Y es que si en los últimos años ha sido escaso el bagaje de los rojillos en los choques de rivalidad autonómica, tampoco han sido capaces de invertir esa tendencia con una victoria en la presente campaña. Y el encuentro del próximo fin de semana ante el Pontevedra será el último derbi del curso en O Couto, por lo que se reducen las opciones a falta de las visitas al Deportivo B y al Lugo.
Precisamente ante los célticos y los pontevedreses suma el cuadro ourensanista los dos únicos puntos de la temporada frente a sus contrincantes gallegos, tras los sendos empates de la primera vuelta, puesto que tanto el Deportivo B como el Lugo salieron airosos del coliseo ourensano por el mismo ajustado marcador (0-1), una mínima diferencia que se repitió el pasado domingo, esta vez a domicilio.

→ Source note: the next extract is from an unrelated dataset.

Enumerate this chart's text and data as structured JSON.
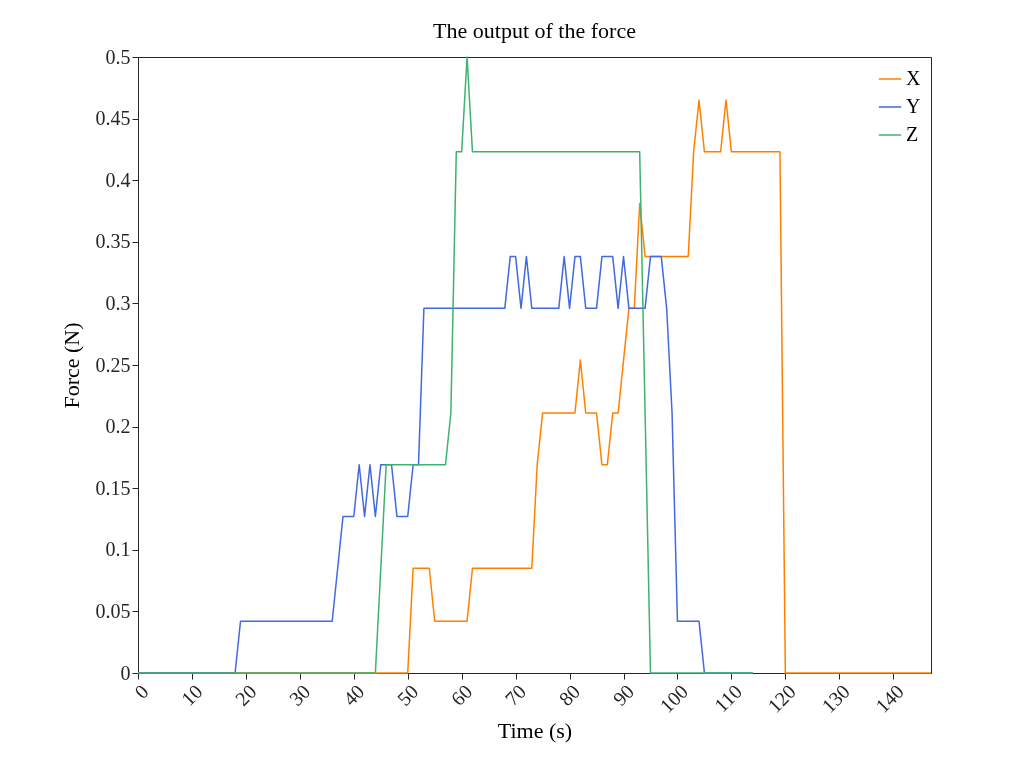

Lo que sí se está invirtiendo en la trayectoria del Ourense es su facilidad para obtener puntos en casa y fuera. Tras los notables apuros para sumar victorias como local, sus tres éxitos consecutivos -avalados por nueve goles- confirman las palabras de uno de los titulares en las últimas formaciones de Tomé, como es Anxo Mato: «Temos que ser fortes sobre todo na casa, está claro que fora imos sacar algún que outro punto, pero a permanencia pasa polo que sexamos capaces de facer no noso campo».
Al contrario, cuando los ourensanistas sólo perdieron en tres de sus primeras nueve salidas, han claudicado otras tantas veces en las últimas cuatro, cuyo único resultado positivo fue el empate en el Cerro del Espino, contra el Atlético B, también la única en la que fueron capaces de marcar.

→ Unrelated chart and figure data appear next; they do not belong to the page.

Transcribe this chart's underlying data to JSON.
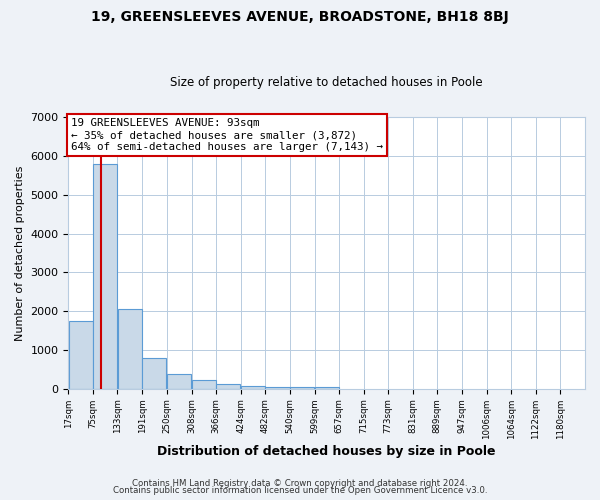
{
  "title": "19, GREENSLEEVES AVENUE, BROADSTONE, BH18 8BJ",
  "subtitle": "Size of property relative to detached houses in Poole",
  "xlabel": "Distribution of detached houses by size in Poole",
  "ylabel": "Number of detached properties",
  "bar_left_edges": [
    17,
    75,
    133,
    191,
    250,
    308,
    366,
    424,
    482,
    540,
    599,
    657,
    715,
    773,
    831,
    889,
    947,
    1006,
    1064,
    1122
  ],
  "bar_heights": [
    1750,
    5780,
    2060,
    800,
    370,
    235,
    125,
    80,
    55,
    45,
    35,
    0,
    0,
    0,
    0,
    0,
    0,
    0,
    0,
    0
  ],
  "bin_width": 58,
  "property_line_x": 93,
  "bar_color": "#c9d9e8",
  "bar_edge_color": "#5b9bd5",
  "line_color": "#cc0000",
  "annotation_line1": "19 GREENSLEEVES AVENUE: 93sqm",
  "annotation_line2": "← 35% of detached houses are smaller (3,872)",
  "annotation_line3": "64% of semi-detached houses are larger (7,143) →",
  "annotation_box_color": "#ffffff",
  "annotation_box_edge_color": "#cc0000",
  "ylim": [
    0,
    7000
  ],
  "yticks": [
    0,
    1000,
    2000,
    3000,
    4000,
    5000,
    6000,
    7000
  ],
  "xtick_labels": [
    "17sqm",
    "75sqm",
    "133sqm",
    "191sqm",
    "250sqm",
    "308sqm",
    "366sqm",
    "424sqm",
    "482sqm",
    "540sqm",
    "599sqm",
    "657sqm",
    "715sqm",
    "773sqm",
    "831sqm",
    "889sqm",
    "947sqm",
    "1006sqm",
    "1064sqm",
    "1122sqm",
    "1180sqm"
  ],
  "footer_line1": "Contains HM Land Registry data © Crown copyright and database right 2024.",
  "footer_line2": "Contains public sector information licensed under the Open Government Licence v3.0.",
  "bg_color": "#eef2f7",
  "plot_bg_color": "#ffffff",
  "grid_color": "#b8cce0"
}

Así, dentro de la mejoría global de sus recientes enfrentamientos, sí que siguen advirtiéndose los signos de algunas de las carencias que ha evidenciado el equipo a lo largo de la temporada. Siguen dependiendo, sobre manera, de encarrilar bien los encuentros, puesto que las alternativas para darle un giro a los partidos no terminan de ser fiables y de hecho sólo han remontado un marcador adverso, en O Couto, contra el Fuerteventura.

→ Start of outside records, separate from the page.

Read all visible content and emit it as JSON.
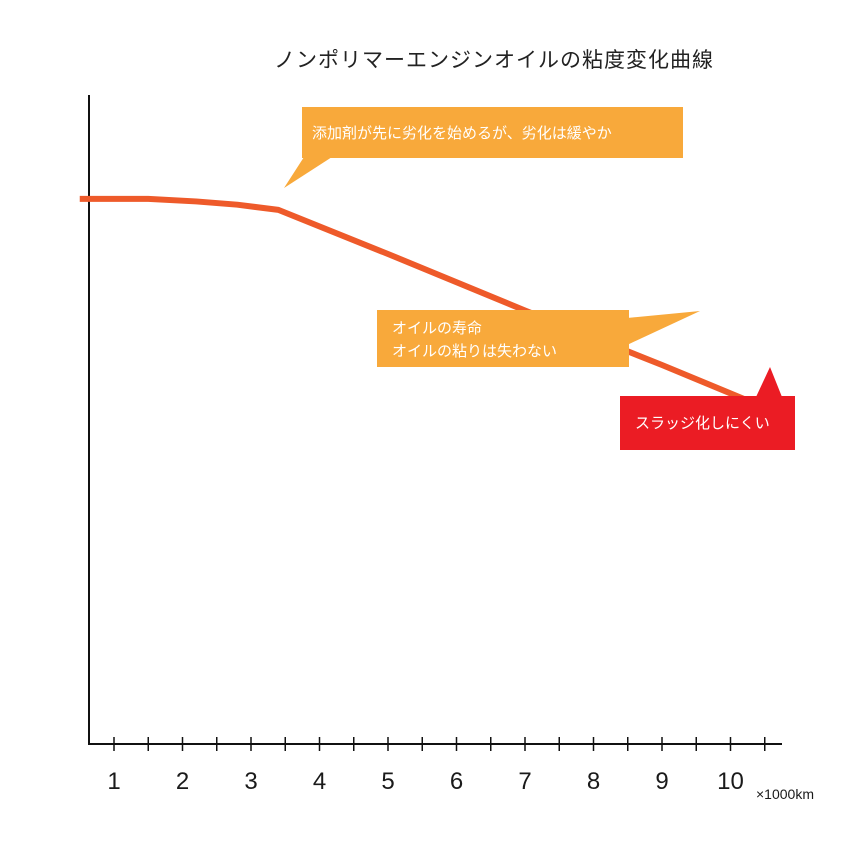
{
  "title": "ノンポリマーエンジンオイルの粘度変化曲線",
  "chart_data": {
    "type": "line",
    "x_ticks": [
      "1",
      "2",
      "3",
      "4",
      "5",
      "6",
      "7",
      "8",
      "9",
      "10"
    ],
    "x_unit": "×1000km",
    "xlim": [
      0.5,
      10.8
    ],
    "ylim": [
      0,
      100
    ],
    "grid": false,
    "series": [
      {
        "x": [
          0.5,
          1.5,
          2.2,
          2.8,
          3.4,
          5.0,
          7.0,
          9.0,
          10.6
        ],
        "y": [
          84,
          84,
          83.6,
          83.1,
          82.3,
          75.5,
          66.8,
          58.4,
          51.4
        ],
        "color": "#ee5a2a"
      }
    ],
    "annotations": [
      {
        "lines": [
          "添加剤が先に劣化を始めるが、劣化は緩やか"
        ],
        "color": "#f8a93b"
      },
      {
        "lines": [
          "オイルの寿命",
          "オイルの粘りは失わない"
        ],
        "color": "#f8a93b"
      },
      {
        "lines": [
          "スラッジ化しにくい"
        ],
        "color": "#eb1c24"
      }
    ]
  }
}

Aún contando también con una sobriedad defensiva notable, los errores puntuales vuelven a repetirse semana a semana y sólo en acciones individuales -Taranilla en último caso- se resuelven muchos entuertos.
Por último, el incremento de las ocasiones y, por tanto, de los goles, llegó sin otra referencia clara que el trabajo del esforzado Anxo, que sigue operando como delantero casi a tiempo completo, ya que ni Álvaro ha vuelto a entrar en los planes de Tomé, ni el recién llegado Osvaldo alcanza el nivel deseado para entrar de lleno en una competición que aborda en su fase decisiva. El de Laxe está cumpliendo con creces en una posición para la cual ni se contemplaba su concurso a principios de la temporada.
Junto a su aportación tiene mucho que ver la frescura que ha aportado Jaime Moreno en una época de pleno atasco de los rojillos en ataque. El salmantino había apuntado al inicio del curso que su velocidad podía ser un arme importante, pero se ha erigido como una de las más gratas sorpresas ourensanistas desde el final de la primera vuelta.